Perishable waste decreased because ordering is driven by forecasted demand rather than the chef's estimate on a busy morning. The system's three-day forecast, based on reservations and historical sales patterns, turned ordering from reactive into predictive. The group started measuring waste for the first time because the data existed to do so.
Labor scheduling became defensible. The weekly schedule is backed by projected covers, historical staffing ratios, and overtime calculations. Disputes about shift fairness decreased because the logic is transparent and consistent across locations.
Review response time improved from days to hours. The weekly summary gave the ownership group a view of guest sentiment they had never had: comprehensive across every platform and location. The system runs on the group's own server with no per-seat fees and no customer data flowing to a third party.
the stack
Technical details
The core is a Node.js backend backed by SQLite. Reservations, inventory counts, supplier orders, staff schedules, and review data all live in one database. The backend exposes CLI subcommands that return structured JSON, and the agent calls these through OpenClaw's plugin system.
Data flows through five paths: Google Business API and Line OA webhook for reservations, nightly CSV export from the POS, a tablet-based web form for kitchen inventory counts, Line messaging for supplier orders, and hourly polling for reviews across all platforms.
The demand forecasting model is a weighted average of same-day-of-week sales over the past eight weeks, adjusted by current reservation count relative to historical ratios.
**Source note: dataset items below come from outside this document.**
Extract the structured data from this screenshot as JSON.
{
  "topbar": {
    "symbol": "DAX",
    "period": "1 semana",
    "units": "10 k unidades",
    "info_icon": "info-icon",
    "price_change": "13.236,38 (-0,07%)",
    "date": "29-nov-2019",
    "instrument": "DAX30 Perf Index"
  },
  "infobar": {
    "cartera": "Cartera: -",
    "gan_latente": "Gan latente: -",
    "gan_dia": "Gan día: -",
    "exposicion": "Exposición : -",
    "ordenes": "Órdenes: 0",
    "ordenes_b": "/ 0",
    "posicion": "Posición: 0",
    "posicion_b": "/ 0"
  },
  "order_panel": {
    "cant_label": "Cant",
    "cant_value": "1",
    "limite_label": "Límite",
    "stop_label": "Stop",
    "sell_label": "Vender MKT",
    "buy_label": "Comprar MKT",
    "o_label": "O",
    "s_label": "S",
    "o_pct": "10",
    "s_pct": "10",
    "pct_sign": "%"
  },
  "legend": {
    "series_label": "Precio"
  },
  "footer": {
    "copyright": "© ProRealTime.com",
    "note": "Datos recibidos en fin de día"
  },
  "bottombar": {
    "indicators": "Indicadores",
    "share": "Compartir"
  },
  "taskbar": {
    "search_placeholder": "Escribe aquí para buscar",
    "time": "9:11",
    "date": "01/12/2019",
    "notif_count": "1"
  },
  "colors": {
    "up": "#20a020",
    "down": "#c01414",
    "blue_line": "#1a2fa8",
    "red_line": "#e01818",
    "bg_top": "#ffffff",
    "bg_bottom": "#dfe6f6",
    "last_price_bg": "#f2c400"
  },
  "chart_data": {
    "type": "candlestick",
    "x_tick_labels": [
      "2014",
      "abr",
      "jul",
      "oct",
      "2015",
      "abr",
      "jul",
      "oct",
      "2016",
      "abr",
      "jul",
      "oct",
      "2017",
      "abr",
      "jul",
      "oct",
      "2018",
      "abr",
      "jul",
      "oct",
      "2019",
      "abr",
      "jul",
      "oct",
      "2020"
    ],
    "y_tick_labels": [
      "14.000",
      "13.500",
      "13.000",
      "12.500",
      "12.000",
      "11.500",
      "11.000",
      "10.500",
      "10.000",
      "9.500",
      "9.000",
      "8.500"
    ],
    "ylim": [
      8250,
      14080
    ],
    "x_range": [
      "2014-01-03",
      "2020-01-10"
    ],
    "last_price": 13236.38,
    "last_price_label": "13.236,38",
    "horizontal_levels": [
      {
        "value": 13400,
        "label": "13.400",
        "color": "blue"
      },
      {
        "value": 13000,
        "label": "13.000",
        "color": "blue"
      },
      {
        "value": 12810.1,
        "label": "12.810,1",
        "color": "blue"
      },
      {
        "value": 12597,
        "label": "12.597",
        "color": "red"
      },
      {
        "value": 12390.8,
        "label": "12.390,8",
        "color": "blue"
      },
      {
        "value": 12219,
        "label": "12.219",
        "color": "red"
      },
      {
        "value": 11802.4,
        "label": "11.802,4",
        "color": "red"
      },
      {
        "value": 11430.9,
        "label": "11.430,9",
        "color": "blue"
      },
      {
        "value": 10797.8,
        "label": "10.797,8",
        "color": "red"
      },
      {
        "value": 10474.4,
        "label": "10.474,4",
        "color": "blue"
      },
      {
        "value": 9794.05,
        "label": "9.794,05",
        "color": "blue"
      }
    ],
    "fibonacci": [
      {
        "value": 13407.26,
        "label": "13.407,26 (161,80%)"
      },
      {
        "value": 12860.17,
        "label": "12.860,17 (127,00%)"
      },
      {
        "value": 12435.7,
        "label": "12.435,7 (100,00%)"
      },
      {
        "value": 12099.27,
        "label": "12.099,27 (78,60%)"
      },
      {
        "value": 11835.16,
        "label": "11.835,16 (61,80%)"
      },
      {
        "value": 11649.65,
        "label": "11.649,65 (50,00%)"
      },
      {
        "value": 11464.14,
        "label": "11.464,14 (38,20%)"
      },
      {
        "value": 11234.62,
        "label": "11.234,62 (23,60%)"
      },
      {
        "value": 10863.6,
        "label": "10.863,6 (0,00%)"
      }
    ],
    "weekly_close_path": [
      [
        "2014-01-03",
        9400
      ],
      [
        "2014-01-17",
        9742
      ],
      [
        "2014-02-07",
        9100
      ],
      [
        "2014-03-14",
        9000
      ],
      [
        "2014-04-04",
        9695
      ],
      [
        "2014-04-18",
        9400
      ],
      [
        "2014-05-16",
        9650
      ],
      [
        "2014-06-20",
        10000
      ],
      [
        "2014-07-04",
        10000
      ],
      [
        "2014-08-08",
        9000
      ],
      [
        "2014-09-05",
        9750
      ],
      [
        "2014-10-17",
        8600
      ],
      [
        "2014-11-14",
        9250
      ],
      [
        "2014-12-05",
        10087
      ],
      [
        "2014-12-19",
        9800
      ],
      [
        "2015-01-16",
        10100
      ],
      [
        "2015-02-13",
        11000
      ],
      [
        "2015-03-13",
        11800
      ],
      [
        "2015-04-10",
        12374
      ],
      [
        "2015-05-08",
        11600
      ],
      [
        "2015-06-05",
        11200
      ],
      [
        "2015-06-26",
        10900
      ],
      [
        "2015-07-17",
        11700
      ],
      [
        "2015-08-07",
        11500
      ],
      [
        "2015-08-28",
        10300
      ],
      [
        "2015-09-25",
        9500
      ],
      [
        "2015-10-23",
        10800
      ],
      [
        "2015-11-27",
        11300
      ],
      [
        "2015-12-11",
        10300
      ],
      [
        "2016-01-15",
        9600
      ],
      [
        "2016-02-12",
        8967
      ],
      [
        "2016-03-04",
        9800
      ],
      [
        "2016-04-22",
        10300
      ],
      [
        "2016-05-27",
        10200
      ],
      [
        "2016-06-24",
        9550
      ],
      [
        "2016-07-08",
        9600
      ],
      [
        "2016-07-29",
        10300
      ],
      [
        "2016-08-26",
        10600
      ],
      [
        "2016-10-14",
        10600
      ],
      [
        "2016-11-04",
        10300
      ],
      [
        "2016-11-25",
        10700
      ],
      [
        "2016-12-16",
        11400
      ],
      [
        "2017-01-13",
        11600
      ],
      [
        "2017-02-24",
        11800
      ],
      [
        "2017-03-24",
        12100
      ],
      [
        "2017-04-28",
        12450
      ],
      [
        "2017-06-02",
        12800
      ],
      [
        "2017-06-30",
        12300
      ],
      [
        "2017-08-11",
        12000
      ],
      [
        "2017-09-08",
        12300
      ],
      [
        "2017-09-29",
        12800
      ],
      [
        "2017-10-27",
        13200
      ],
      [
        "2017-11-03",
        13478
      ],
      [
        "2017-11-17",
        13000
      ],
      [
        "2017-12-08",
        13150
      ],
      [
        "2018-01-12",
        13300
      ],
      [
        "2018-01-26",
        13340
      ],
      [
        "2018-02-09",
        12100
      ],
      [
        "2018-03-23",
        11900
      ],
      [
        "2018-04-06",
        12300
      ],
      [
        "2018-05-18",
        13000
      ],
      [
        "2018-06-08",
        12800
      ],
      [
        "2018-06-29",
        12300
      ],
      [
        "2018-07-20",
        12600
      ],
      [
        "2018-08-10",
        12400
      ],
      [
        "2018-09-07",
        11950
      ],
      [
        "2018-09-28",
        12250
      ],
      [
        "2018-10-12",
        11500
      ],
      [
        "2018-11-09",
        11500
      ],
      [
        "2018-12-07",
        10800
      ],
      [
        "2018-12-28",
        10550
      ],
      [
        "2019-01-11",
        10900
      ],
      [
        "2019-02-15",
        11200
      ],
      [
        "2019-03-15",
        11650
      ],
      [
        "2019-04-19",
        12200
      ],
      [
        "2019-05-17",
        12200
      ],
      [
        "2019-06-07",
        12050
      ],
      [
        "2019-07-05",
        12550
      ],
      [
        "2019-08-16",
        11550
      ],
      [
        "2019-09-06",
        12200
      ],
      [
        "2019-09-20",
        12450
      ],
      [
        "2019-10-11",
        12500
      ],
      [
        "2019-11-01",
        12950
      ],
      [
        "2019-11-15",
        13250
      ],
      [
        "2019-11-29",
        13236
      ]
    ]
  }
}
It is simple, transparent, and accurate enough for ordering decisions that a chef can override. The system never places an order autonomously.
Review categorization uses the language model for sentiment and topic extraction. Reservation math, inventory arithmetic, and scheduling constraints are deterministic code. OpenClaw provides the orchestration layer: plugin registration for each domain, cron scheduling for automated reports and polling, and Line messaging so the management team interacts with one system through one channel.